Gibson also aims to expand Park Avenue Wines’ ecommerce platform, which exists but has similarly never been a focus.

Meanwhile, in Tuckahoe, San Pietro has gone from making one or two daily deliveries to offering all-day delivery service. “Our drivers are putting in a lot of miles,” says Bruno.

Stores that don’t offer delivery are finding other ways to speak to consumers’ concerns. The Hawthorn Bottle Shop & Tasting Room in Helena, MT is taking orders by telephone and offering curbside pickup.

“Although only a small percentage of folks is taking us up on it, most have commented how happy they are to have the option,” says co-owner Jill Roberts.

Where wine shops are located is proving to be especially meaningful during the health crisis. Park Avenue Wines is situated in downtown Portland, an area usually frequented by tourists and local professionals (Google and Cigna have corporate offices there). Sales have declined with so many people working from home this week, says Gibson.

And, even in markets where consumers are currently buying bottles with abandon, wine shop owners can hardly rest on their laurels. Eric Goldstein, owner of NYC’s Park Avenue Liquor Shop, told The New York Times he can’t rely on such a mercurial market.

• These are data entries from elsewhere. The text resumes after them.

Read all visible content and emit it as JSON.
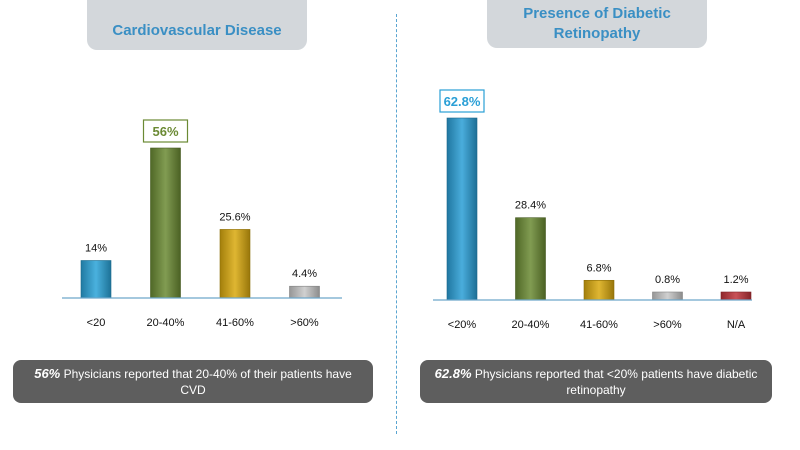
{
  "chart_data": [
    {
      "type": "bar",
      "title": "Cardiovascular Disease",
      "categories": [
        "<20",
        "20-40%",
        "41-60%",
        ">60%"
      ],
      "values": [
        14,
        56,
        25.6,
        4.4
      ],
      "value_labels": [
        "14%",
        "56%",
        "25.6%",
        "4.4%"
      ],
      "highlight_index": 1,
      "bar_colors": [
        "#2aa3d8",
        "#6b8a34",
        "#d9a90e",
        "#c8c8c8"
      ],
      "highlight_color": "#6b8a34",
      "ylim": [
        0,
        56
      ],
      "caption_bold": "56%",
      "caption_text": " Physicians reported that 20-40% of their patients have CVD"
    },
    {
      "type": "bar",
      "title": "Presence of Diabetic Retinopathy",
      "categories": [
        "<20%",
        "20-40%",
        "41-60%",
        ">60%",
        "N/A"
      ],
      "values": [
        62.8,
        28.4,
        6.8,
        0.8,
        1.2
      ],
      "value_labels": [
        "62.8%",
        "28.4%",
        "6.8%",
        "0.8%",
        "1.2%"
      ],
      "highlight_index": 0,
      "bar_colors": [
        "#2a9fd6",
        "#6b8a34",
        "#d9a90e",
        "#c8c8c8",
        "#c0343a"
      ],
      "highlight_color": "#2a9fd6",
      "ylim": [
        0,
        62.8
      ],
      "caption_bold": "62.8%",
      "caption_text": " Physicians reported that <20% patients have diabetic retinopathy"
    }
  ]
}
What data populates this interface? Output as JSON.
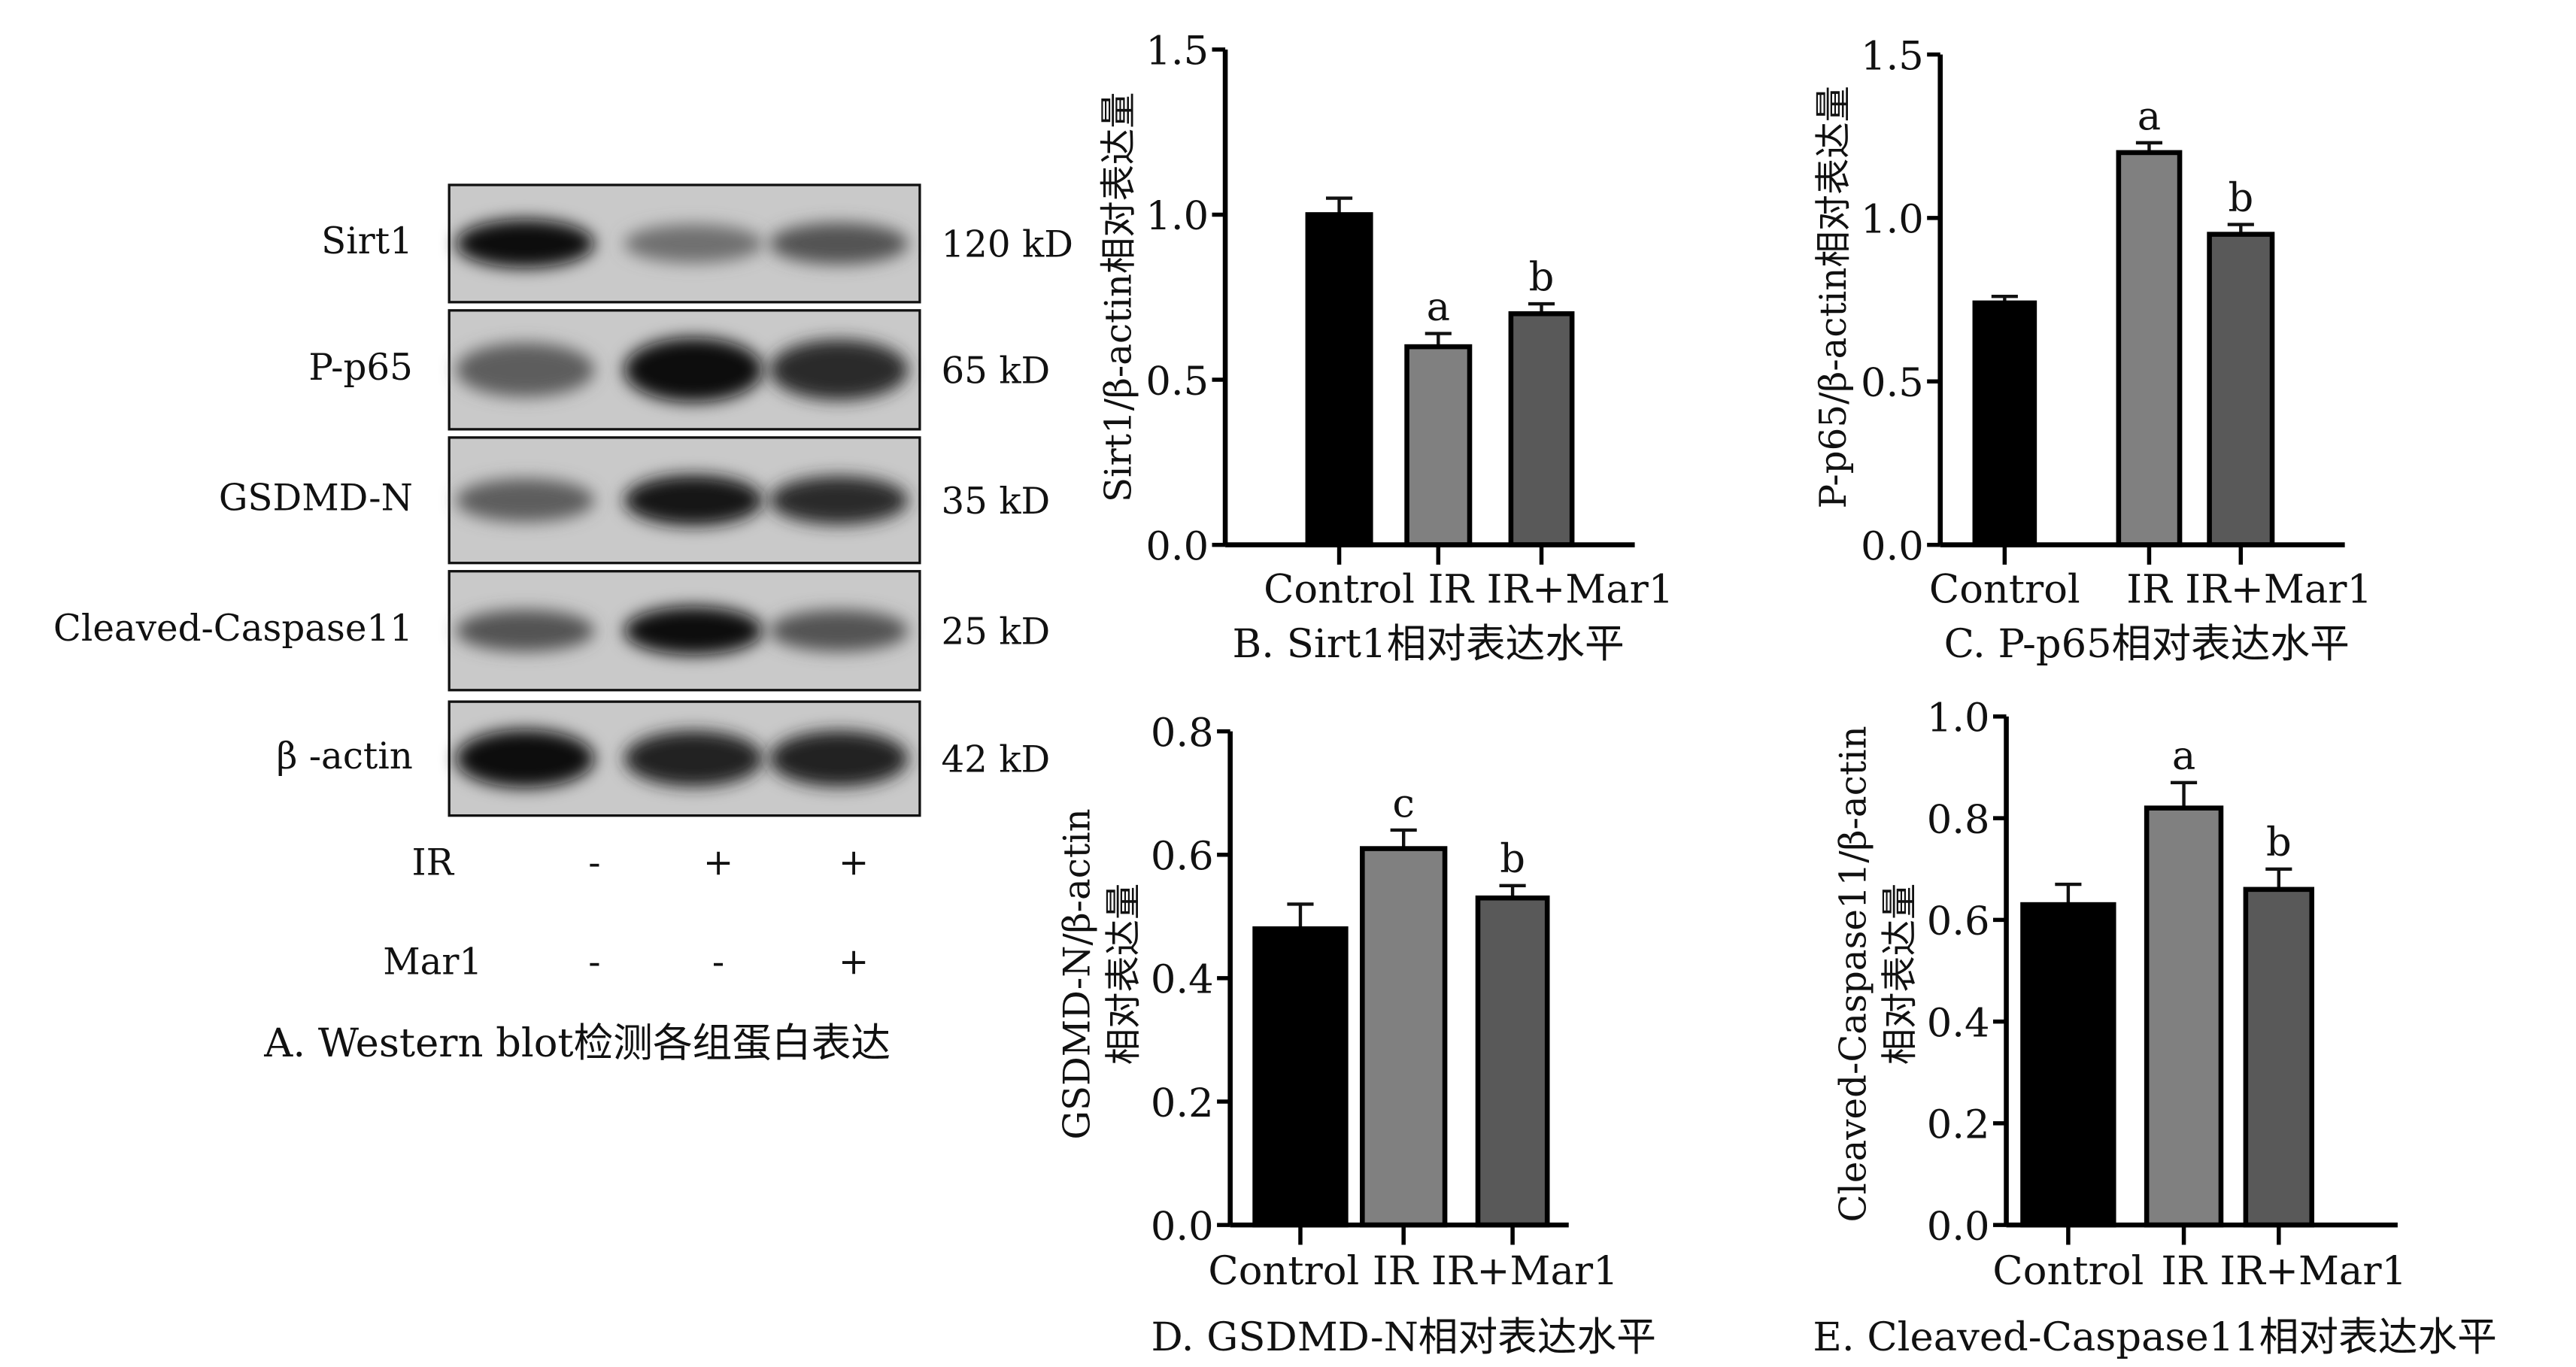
{
  "panel_a": {
    "proteins": [
      {
        "name": "Sirt1",
        "size": "120 kD"
      },
      {
        "name": "P-p65",
        "size": "65 kD"
      },
      {
        "name": "GSDMD-N",
        "size": "35 kD"
      },
      {
        "name": "Cleaved-Caspase11",
        "size": "25 kD"
      },
      {
        "name": "β -actin",
        "size": "42 kD"
      }
    ],
    "conditions": [
      {
        "label": "IR",
        "values": [
          "-",
          "+",
          "+"
        ]
      },
      {
        "label": "Mar1",
        "values": [
          "-",
          "-",
          "+"
        ]
      }
    ],
    "caption": "A. Western blot检测各组蛋白表达"
  },
  "chart_data": [
    {
      "type": "bar",
      "panel": "B",
      "categories": [
        "Control",
        "IR",
        "IR+Mar1"
      ],
      "values": [
        1.0,
        0.6,
        0.7
      ],
      "errors": [
        0.05,
        0.04,
        0.03
      ],
      "annotations": [
        "",
        "a",
        "b"
      ],
      "ylabel": "Sirt1/β-actin相对表达量",
      "ylim": [
        0,
        1.5
      ],
      "yticks": [
        "0.0",
        "0.5",
        "1.0",
        "1.5"
      ],
      "caption": "B. Sirt1相对表达水平"
    },
    {
      "type": "bar",
      "panel": "C",
      "categories": [
        "Control",
        "IR",
        "IR+Mar1"
      ],
      "values": [
        0.74,
        1.2,
        0.95
      ],
      "errors": [
        0.02,
        0.03,
        0.03
      ],
      "annotations": [
        "",
        "a",
        "b"
      ],
      "ylabel": "P-p65/β-actin相对表达量",
      "ylim": [
        0,
        1.5
      ],
      "yticks": [
        "0.0",
        "0.5",
        "1.0",
        "1.5"
      ],
      "caption": "C. P-p65相对表达水平"
    },
    {
      "type": "bar",
      "panel": "D",
      "categories": [
        "Control",
        "IR",
        "IR+Mar1"
      ],
      "values": [
        0.48,
        0.61,
        0.53
      ],
      "errors": [
        0.04,
        0.03,
        0.02
      ],
      "annotations": [
        "",
        "c",
        "b"
      ],
      "ylabel": "GSDMD-N/β-actin",
      "ylabel2": "相对表达量",
      "ylim": [
        0,
        0.8
      ],
      "yticks": [
        "0.0",
        "0.2",
        "0.4",
        "0.6",
        "0.8"
      ],
      "caption": "D. GSDMD-N相对表达水平"
    },
    {
      "type": "bar",
      "panel": "E",
      "categories": [
        "Control",
        "IR",
        "IR+Mar1"
      ],
      "values": [
        0.63,
        0.82,
        0.66
      ],
      "errors": [
        0.04,
        0.05,
        0.04
      ],
      "annotations": [
        "",
        "a",
        "b"
      ],
      "ylabel": "Cleaved-Caspase11/β-actin",
      "ylabel2": "相对表达量",
      "ylim": [
        0,
        1.0
      ],
      "yticks": [
        "0.0",
        "0.2",
        "0.4",
        "0.6",
        "0.8",
        "1.0"
      ],
      "caption": "E. Cleaved-Caspase11相对表达水平"
    }
  ],
  "colors": {
    "control": "#000000",
    "ir": "#808080",
    "ir_mar1": "#595959"
  }
}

“These bursts of rushes and stock-ups, these are blips,” he says. “They’re exciting for a second and then you see the lull, and I feel like these lulls are going to get longer and longer.”

Some long for decisive legislative action to support the myriad businesses affected by the pandemic.

“Small businesses are such an important part of the American economy,” says Gibson. “When they are successful, they support their communities so much.”

For now, independent retailers are grateful for every phone call, delivery and purchase that comes in and allows them to keep doors open.

“Guests have been really good to the staff, tipping generously on bottle sales to go,” says Roberts. “Our community is incredibly giving.”